The flip side, however, is that workers will be competing for jobs that require greater skill sets than they currently possess. Even before the current labor shortage, studies showed that around 85 million jobs could go unfilled by 2030, costing companies about $8.5 trillion in unrealized annual revenues—simply because there aren’t enough skilled people to fill them. Chris Cantarella, global sector leader for software in Korn Ferry’s Global Technology Market practice, says that the challenge for leaders is to reconcile the natural tension between digital acceleration and the purpose movement. The former, by its very nature, is going to reduce the number of jobs available. But the latter is founded on the principle that people are an organization’s most valuable asset and that their well-being is vital to success. “The question isn’t about automation,” says Cantarella. “It is about what percentage of people are going to graduate to bigger jobs.”
The answer, say experts, involves a concerted commitment from both organizations and employees. To make investments in automation pay off on the organizational side, they must be balanced with increased training, education, and development of employees. Similarly, employees have to be willing and motivated to learn new skills and systems and take on broader responsibilities and more challenging roles.
Right now one of the biggest obstacles to faster adoption of automation is the return on investment.
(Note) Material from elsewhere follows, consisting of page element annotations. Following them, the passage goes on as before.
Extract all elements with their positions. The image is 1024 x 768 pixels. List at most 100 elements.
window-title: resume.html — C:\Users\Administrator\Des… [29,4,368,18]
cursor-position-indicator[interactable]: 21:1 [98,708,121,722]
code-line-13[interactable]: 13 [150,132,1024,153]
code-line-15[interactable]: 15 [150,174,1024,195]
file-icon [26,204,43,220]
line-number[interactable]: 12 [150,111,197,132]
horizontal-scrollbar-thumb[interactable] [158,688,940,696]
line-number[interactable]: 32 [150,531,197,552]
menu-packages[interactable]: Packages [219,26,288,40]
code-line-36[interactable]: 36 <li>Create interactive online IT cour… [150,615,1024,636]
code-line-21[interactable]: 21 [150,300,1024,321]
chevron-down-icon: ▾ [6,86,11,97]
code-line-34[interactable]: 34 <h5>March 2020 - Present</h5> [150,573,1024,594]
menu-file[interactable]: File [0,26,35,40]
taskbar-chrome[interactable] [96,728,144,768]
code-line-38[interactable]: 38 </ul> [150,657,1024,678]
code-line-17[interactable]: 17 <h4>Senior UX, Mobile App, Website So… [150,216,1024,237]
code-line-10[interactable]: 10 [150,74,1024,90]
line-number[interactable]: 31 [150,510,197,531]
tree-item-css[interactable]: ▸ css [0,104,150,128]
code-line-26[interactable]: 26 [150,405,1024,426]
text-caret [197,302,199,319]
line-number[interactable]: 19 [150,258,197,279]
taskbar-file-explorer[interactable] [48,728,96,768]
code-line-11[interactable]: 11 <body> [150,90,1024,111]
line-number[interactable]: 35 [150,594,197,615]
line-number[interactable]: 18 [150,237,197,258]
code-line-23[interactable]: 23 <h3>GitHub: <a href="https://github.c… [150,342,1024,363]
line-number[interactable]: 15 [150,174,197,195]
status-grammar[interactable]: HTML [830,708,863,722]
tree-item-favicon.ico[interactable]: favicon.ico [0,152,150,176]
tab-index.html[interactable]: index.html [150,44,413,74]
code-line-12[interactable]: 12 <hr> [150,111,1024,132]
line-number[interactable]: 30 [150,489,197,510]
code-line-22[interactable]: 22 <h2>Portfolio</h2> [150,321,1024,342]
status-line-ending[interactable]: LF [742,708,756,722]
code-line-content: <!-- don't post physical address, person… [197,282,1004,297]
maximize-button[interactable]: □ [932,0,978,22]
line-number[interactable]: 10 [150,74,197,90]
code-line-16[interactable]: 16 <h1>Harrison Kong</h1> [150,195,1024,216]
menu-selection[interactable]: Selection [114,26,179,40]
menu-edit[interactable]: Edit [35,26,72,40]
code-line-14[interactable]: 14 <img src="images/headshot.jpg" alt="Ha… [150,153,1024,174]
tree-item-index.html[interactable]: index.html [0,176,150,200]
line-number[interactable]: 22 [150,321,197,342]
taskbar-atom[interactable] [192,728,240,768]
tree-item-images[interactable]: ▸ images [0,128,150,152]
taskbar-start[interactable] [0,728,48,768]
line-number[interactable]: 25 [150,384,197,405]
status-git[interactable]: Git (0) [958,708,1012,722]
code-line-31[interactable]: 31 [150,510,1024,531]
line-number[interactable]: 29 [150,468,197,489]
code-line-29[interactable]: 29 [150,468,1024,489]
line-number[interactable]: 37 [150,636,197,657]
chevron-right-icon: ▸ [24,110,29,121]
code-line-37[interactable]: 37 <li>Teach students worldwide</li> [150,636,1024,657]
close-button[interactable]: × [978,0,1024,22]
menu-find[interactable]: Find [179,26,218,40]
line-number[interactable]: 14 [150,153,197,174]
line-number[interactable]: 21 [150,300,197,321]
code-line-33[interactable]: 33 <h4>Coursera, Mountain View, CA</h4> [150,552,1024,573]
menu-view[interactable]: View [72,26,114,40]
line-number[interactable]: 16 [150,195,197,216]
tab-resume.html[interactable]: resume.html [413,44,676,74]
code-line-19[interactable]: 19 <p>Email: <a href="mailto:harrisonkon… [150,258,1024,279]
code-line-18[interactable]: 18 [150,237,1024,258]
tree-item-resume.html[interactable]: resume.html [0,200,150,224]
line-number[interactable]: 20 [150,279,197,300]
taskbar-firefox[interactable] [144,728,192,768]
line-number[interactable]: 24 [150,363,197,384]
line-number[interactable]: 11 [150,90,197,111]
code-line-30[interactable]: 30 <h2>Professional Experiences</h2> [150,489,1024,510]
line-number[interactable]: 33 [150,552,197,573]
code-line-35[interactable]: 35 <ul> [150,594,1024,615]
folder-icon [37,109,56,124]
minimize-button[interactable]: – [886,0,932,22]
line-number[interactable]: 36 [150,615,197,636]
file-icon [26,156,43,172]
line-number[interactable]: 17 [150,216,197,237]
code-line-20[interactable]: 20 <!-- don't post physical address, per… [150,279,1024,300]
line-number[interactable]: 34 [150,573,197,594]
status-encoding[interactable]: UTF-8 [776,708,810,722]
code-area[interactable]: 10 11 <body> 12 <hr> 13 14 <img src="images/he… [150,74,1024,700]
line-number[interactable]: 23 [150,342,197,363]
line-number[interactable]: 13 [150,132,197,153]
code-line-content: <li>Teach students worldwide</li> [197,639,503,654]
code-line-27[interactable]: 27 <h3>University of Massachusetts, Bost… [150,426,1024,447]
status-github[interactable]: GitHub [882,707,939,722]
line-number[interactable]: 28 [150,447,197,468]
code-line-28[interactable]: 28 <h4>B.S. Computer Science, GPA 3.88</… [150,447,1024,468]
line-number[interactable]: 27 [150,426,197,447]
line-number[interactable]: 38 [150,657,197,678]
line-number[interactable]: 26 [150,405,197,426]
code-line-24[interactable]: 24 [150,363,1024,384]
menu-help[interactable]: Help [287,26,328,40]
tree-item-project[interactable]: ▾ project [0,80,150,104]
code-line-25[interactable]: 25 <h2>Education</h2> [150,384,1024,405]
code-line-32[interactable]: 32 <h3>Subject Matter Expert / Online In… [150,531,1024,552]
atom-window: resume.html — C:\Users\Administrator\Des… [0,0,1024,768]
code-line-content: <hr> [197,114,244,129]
Leaders aren’t automating roles just to automate them, Cantarella says. Rather, the goal is to reduce the overall cost structure while increasing productivity. From a people perspective, upskilling is beneficial for both organizations and employees.
Going out onto the open market and hiring a bunch of new workers is not as cost-effective for an organization as having its existing employees learn new technologies, which can in turn help them earn higher compensation and gain more upward mobility. “What leaders want to avoid is taking on significant restructuring costs and having to rapidly acquire new talent at the same time,” says Graves.